The plaintiff was operating his automobile on Ridge Avenue, Philadelphia on November 21, 1974 on a wet road. He saw the defendant’s vehicle, a large gas truck, about 150 feet away to his left in a private driveway on the property *312of an apartment complex. When he was about 100 feet away, he saw the truck move into the highway. When he was about 45 to 60 feet from the truck he started applying his brakes and turned to the left to avoid the collision. His car skidded into the truck, which by that time had blocked all four lanes of the highway. The lower court found the plaintiff guilty of contributory negligence as a matter of law and entered a non-suit.

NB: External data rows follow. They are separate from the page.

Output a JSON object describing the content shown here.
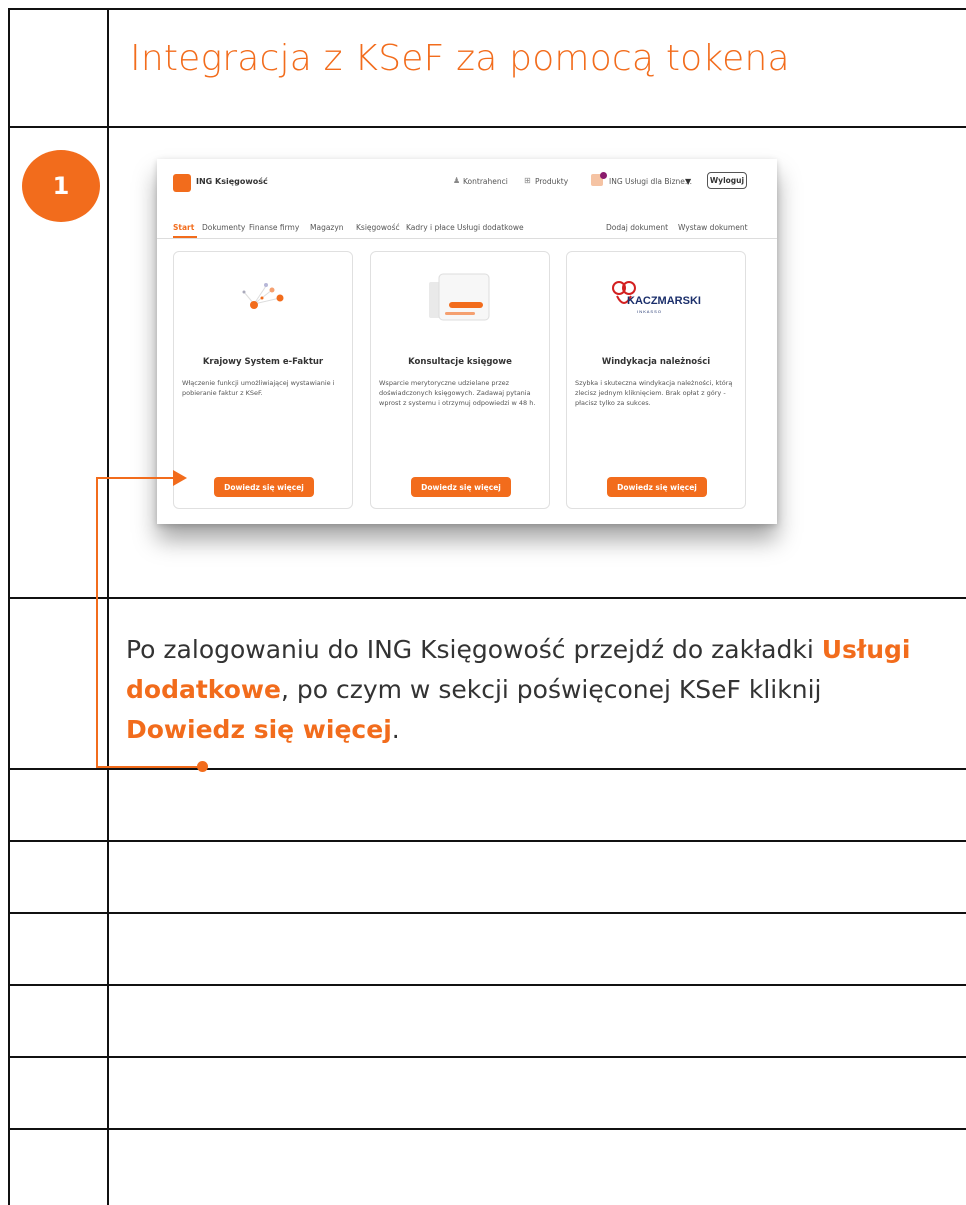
{
  "title": "Integracja z KSeF za pomocą tokena",
  "step_number": "1",
  "screenshot": {
    "brand": "ING Księgowość",
    "top_links": {
      "contractors": "Kontrahenci",
      "products": "Produkty",
      "user": "ING Usługi dla Bizne...",
      "logout": "Wyloguj"
    },
    "tabs": [
      "Start",
      "Dokumenty",
      "Finanse firmy",
      "Magazyn",
      "Księgowość",
      "Kadry i płace",
      "Usługi dodatkowe"
    ],
    "actions": [
      "Dodaj dokument",
      "Wystaw dokument"
    ],
    "cards": [
      {
        "title": "Krajowy System e-Faktur",
        "description": "Włączenie funkcji umożliwiającej wystawianie i pobieranie faktur z KSeF.",
        "button": "Dowiedz się więcej"
      },
      {
        "title": "Konsultacje księgowe",
        "description": "Wsparcie merytoryczne udzielane przez doświadczonych księgowych. Zadawaj pytania wprost z systemu i otrzymuj odpowiedzi w 48 h.",
        "button": "Dowiedz się więcej"
      },
      {
        "title": "Windykacja należności",
        "description": "Szybka i skuteczna windykacja należności, którą zlecisz jednym kliknięciem. Brak opłat z góry - płacisz tylko za sukces.",
        "button": "Dowiedz się więcej"
      }
    ],
    "partner_logo_text": "KACZMARSKI",
    "partner_logo_sub": "I N K A S S O"
  },
  "instruction": {
    "part1": "Po zalogowaniu do ING Księgowość przejdź do zakładki ",
    "highlight1": "Usługi dodatkowe",
    "part2": ", po czym w sekcji poświęconej KSeF kliknij ",
    "highlight2": "Dowiedz się więcej",
    "part3": "."
  },
  "colors": {
    "accent": "#f26c1c",
    "grid": "#111111"
  }
}
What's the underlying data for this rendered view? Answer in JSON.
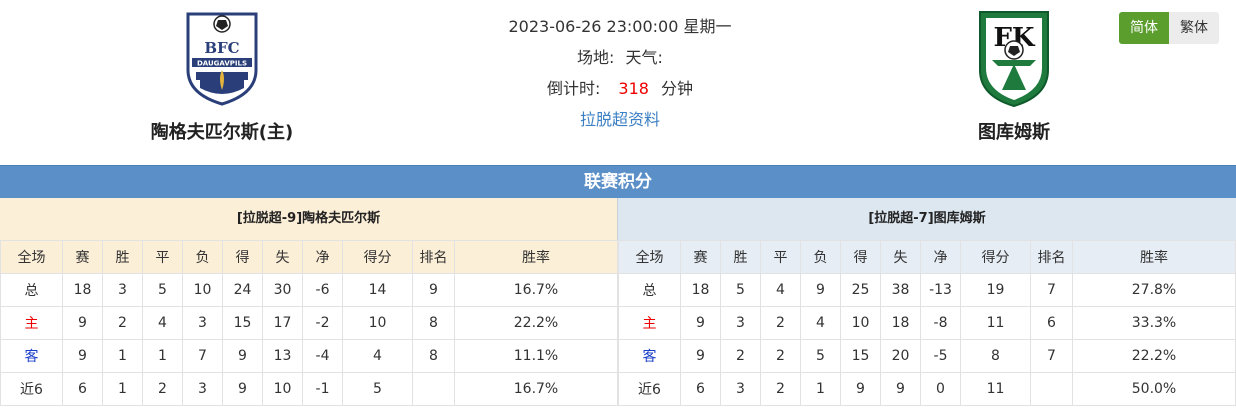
{
  "header": {
    "datetime": "2023-06-26 23:00:00 星期一",
    "venue_label": "场地:",
    "weather_label": "天气:",
    "countdown_label": "倒计时:",
    "countdown_value": "318",
    "countdown_unit": "分钟",
    "league_link": "拉脱超资料"
  },
  "home": {
    "name": "陶格夫匹尔斯(主)",
    "logo_text_1": "BFC",
    "logo_text_2": "DAUGAVPILS"
  },
  "away": {
    "name": "图库姆斯",
    "logo_text": "FK"
  },
  "lang": {
    "simplified": "简体",
    "traditional": "繁体"
  },
  "section_title": "联赛积分",
  "columns": [
    "全场",
    "赛",
    "胜",
    "平",
    "负",
    "得",
    "失",
    "净",
    "得分",
    "排名",
    "胜率"
  ],
  "left_table": {
    "title": "[拉脱超-9]陶格夫匹尔斯",
    "rows": [
      [
        "总",
        "18",
        "3",
        "5",
        "10",
        "24",
        "30",
        "-6",
        "14",
        "9",
        "16.7%"
      ],
      [
        "主",
        "9",
        "2",
        "4",
        "3",
        "15",
        "17",
        "-2",
        "10",
        "8",
        "22.2%"
      ],
      [
        "客",
        "9",
        "1",
        "1",
        "7",
        "9",
        "13",
        "-4",
        "4",
        "8",
        "11.1%"
      ],
      [
        "近6",
        "6",
        "1",
        "2",
        "3",
        "9",
        "10",
        "-1",
        "5",
        "",
        "16.7%"
      ]
    ]
  },
  "right_table": {
    "title": "[拉脱超-7]图库姆斯",
    "rows": [
      [
        "总",
        "18",
        "5",
        "4",
        "9",
        "25",
        "38",
        "-13",
        "19",
        "7",
        "27.8%"
      ],
      [
        "主",
        "9",
        "3",
        "2",
        "4",
        "10",
        "18",
        "-8",
        "11",
        "6",
        "33.3%"
      ],
      [
        "客",
        "9",
        "2",
        "2",
        "5",
        "15",
        "20",
        "-5",
        "8",
        "7",
        "22.2%"
      ],
      [
        "近6",
        "6",
        "3",
        "2",
        "1",
        "9",
        "9",
        "0",
        "11",
        "",
        "50.0%"
      ]
    ]
  },
  "colors": {
    "header_bar": "#5a8fc8",
    "home_bg": "#fcefd8",
    "away_bg": "#dde7f0",
    "accent_red": "#e00000",
    "accent_blue": "#1a3fc8",
    "lang_active": "#5b9e2e"
  }
}
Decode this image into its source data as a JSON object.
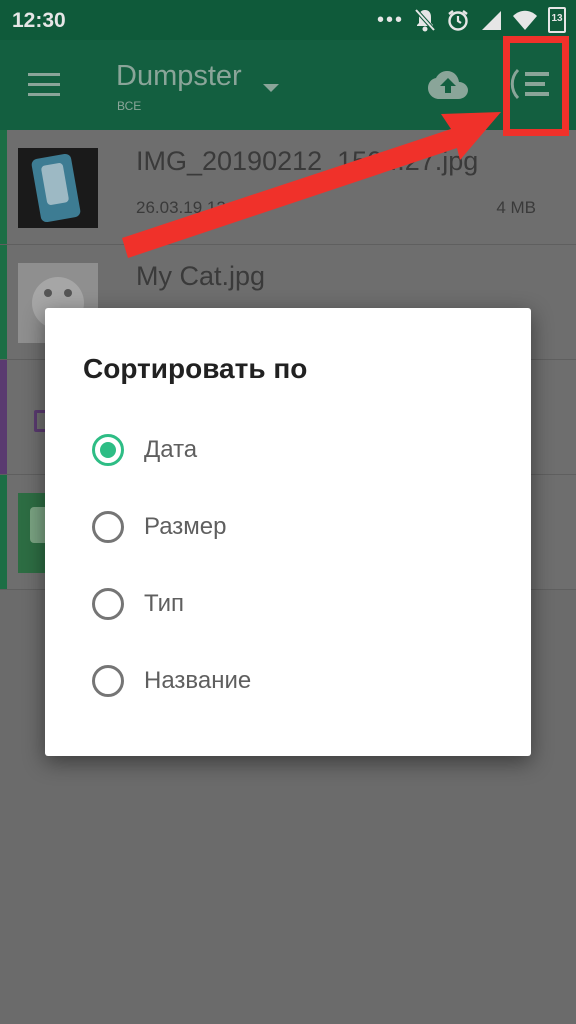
{
  "status_bar": {
    "time": "12:30",
    "more_icon": "more-dots-icon",
    "battery_level": "13",
    "icons": [
      "notifications-off-icon",
      "alarm-icon",
      "signal-icon",
      "wifi-icon",
      "battery-icon"
    ]
  },
  "toolbar": {
    "title": "Dumpster",
    "subtitle": "ВСЕ",
    "icons": [
      "menu-icon",
      "dropdown-icon",
      "cloud-upload-icon",
      "sort-icon"
    ]
  },
  "files": [
    {
      "name": "IMG_20190212_150...27.jpg",
      "date": "26.03.19 12:07",
      "size": "4 MB",
      "stripe_color": "#1c6e45"
    },
    {
      "name": "My Cat.jpg",
      "date": "",
      "size": "",
      "stripe_color": "#1c6e45"
    },
    {
      "name": "",
      "date": "",
      "size": "",
      "stripe_color": "#5a3a70"
    },
    {
      "name": "",
      "date": "",
      "size": "",
      "stripe_color": "#1c6e45"
    }
  ],
  "sort_dialog": {
    "title": "Сортировать по",
    "options": [
      {
        "label": "Дата",
        "checked": true
      },
      {
        "label": "Размер",
        "checked": false
      },
      {
        "label": "Тип",
        "checked": false
      },
      {
        "label": "Название",
        "checked": false
      }
    ]
  },
  "colors": {
    "toolbar": "#135f40",
    "accent": "#2ebd85",
    "annotation": "#f0312a"
  }
}
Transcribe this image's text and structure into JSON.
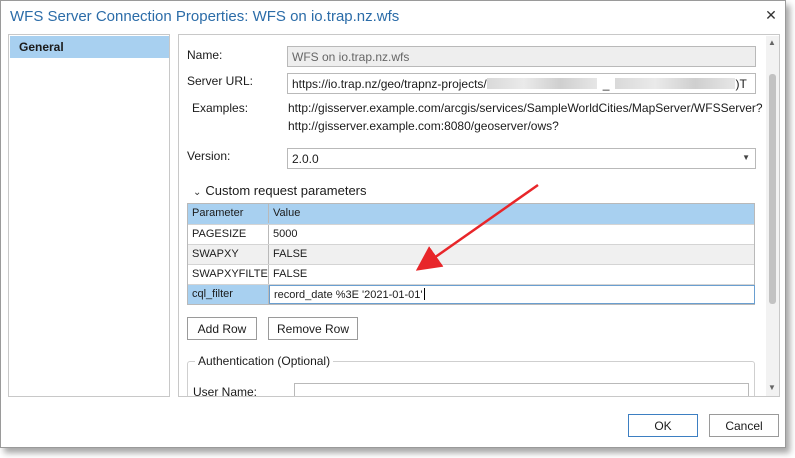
{
  "window": {
    "title": "WFS Server Connection Properties: WFS on io.trap.nz.wfs"
  },
  "sidebar": {
    "items": [
      {
        "label": "General"
      }
    ]
  },
  "form": {
    "name_label": "Name:",
    "name_value": "WFS on io.trap.nz.wfs",
    "url_label": "Server URL:",
    "url_value_prefix": "https://io.trap.nz/geo/trapnz-projects/",
    "url_value_mid": "_",
    "url_value_suffix": ")T",
    "examples_label": "Examples:",
    "examples": [
      "http://gisserver.example.com/arcgis/services/SampleWorldCities/MapServer/WFSServer?",
      "http://gisserver.example.com:8080/geoserver/ows?"
    ],
    "version_label": "Version:",
    "version_value": "2.0.0"
  },
  "params": {
    "section_title": "Custom request parameters",
    "headers": {
      "parameter": "Parameter",
      "value": "Value"
    },
    "rows": [
      {
        "parameter": "PAGESIZE",
        "value": "5000"
      },
      {
        "parameter": "SWAPXY",
        "value": "FALSE"
      },
      {
        "parameter": "SWAPXYFILTER",
        "value": "FALSE"
      },
      {
        "parameter": "cql_filter",
        "value": "record_date %3E '2021-01-01'"
      }
    ],
    "add_row_label": "Add Row",
    "remove_row_label": "Remove Row"
  },
  "auth": {
    "title": "Authentication (Optional)",
    "user_label": "User Name:"
  },
  "footer": {
    "ok_label": "OK",
    "cancel_label": "Cancel"
  },
  "colors": {
    "accent": "#2b6ca8",
    "selection": "#a8d0f0",
    "annotation_arrow": "#e8262a"
  }
}
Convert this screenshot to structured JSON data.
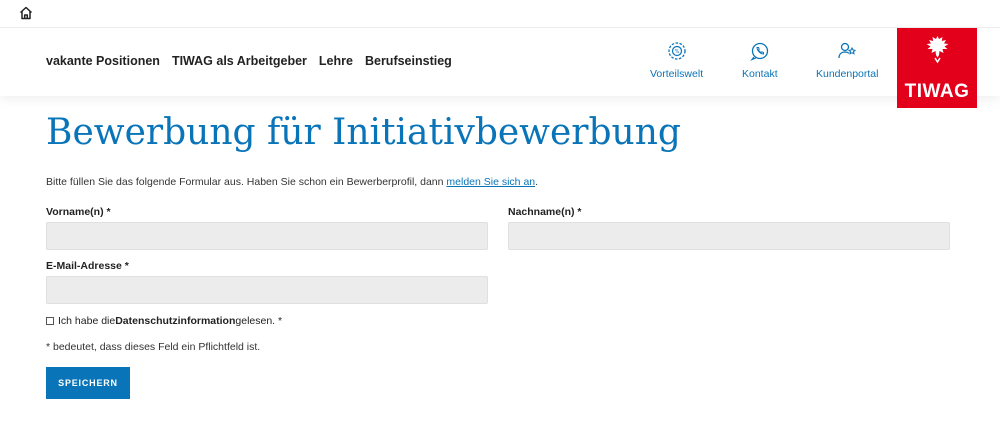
{
  "header": {
    "nav_links": [
      "vakante Positionen",
      "TIWAG als Arbeitgeber",
      "Lehre",
      "Berufseinstieg"
    ],
    "quick_links": [
      {
        "label": "Vorteilswelt",
        "icon": "benefits-icon"
      },
      {
        "label": "Kontakt",
        "icon": "contact-icon"
      },
      {
        "label": "Kundenportal",
        "icon": "customer-portal-icon"
      }
    ],
    "logo_text": "TIWAG",
    "brand_color": "#e3001b",
    "accent_color": "#0a74b8"
  },
  "page": {
    "title": "Bewerbung für Initiativbewerbung",
    "intro_text": "Bitte füllen Sie das folgende Formular aus. Haben Sie schon ein Bewerberprofil, dann ",
    "intro_link": "melden Sie sich an",
    "intro_end": "."
  },
  "form": {
    "first_name_label": "Vorname(n) *",
    "first_name_value": "",
    "last_name_label": "Nachname(n) *",
    "last_name_value": "",
    "email_label": "E-Mail-Adresse *",
    "email_value": "",
    "consent_prefix": "Ich habe die ",
    "consent_bold": "Datenschutzinformation",
    "consent_suffix": " gelesen. *",
    "required_note": "* bedeutet, dass dieses Feld ein Pflichtfeld ist.",
    "save_label": "SPEICHERN"
  }
}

The then applicable Vehicle Code defining the duties required of an operator entering a highway from a private road or drive provided in § 1014(a): “The driver of a vehicle entering a highway from a private road or drive shall yield the right of way to all vehicles approaching on such highway.” 2 Clearly, here the plaintiff had the right of way and as such he was not required “to anticipate and guard against a want of ordinary care on the part of the defendant .... Under the evidence in the case, the trial judge could not properly have declared the plaintiff guilty of contributory negligence as a matter of law.” Kline v. Kachmar, 360 Pa. 396, 61 A.2d 825 (1948). See Meyer Penna. Vehicle Negligence § 3.25. Whether contributory negligence was present was a jury question under the facts here. See Jurich v. United Parcel Service of New York, Inc., 239 Pa.Super. 306, 361 A.2d 650 (1976).
Reversed.
. Plaintiff Sharon Hajduk’s case was disposed of prior to appeal.
. Substantially re-enacted in the Vehicle Code, 1976, June 17, P.L. 162, Act No. 81, 75 Pa.C.S.A. § 3324 effective July 1, 1977.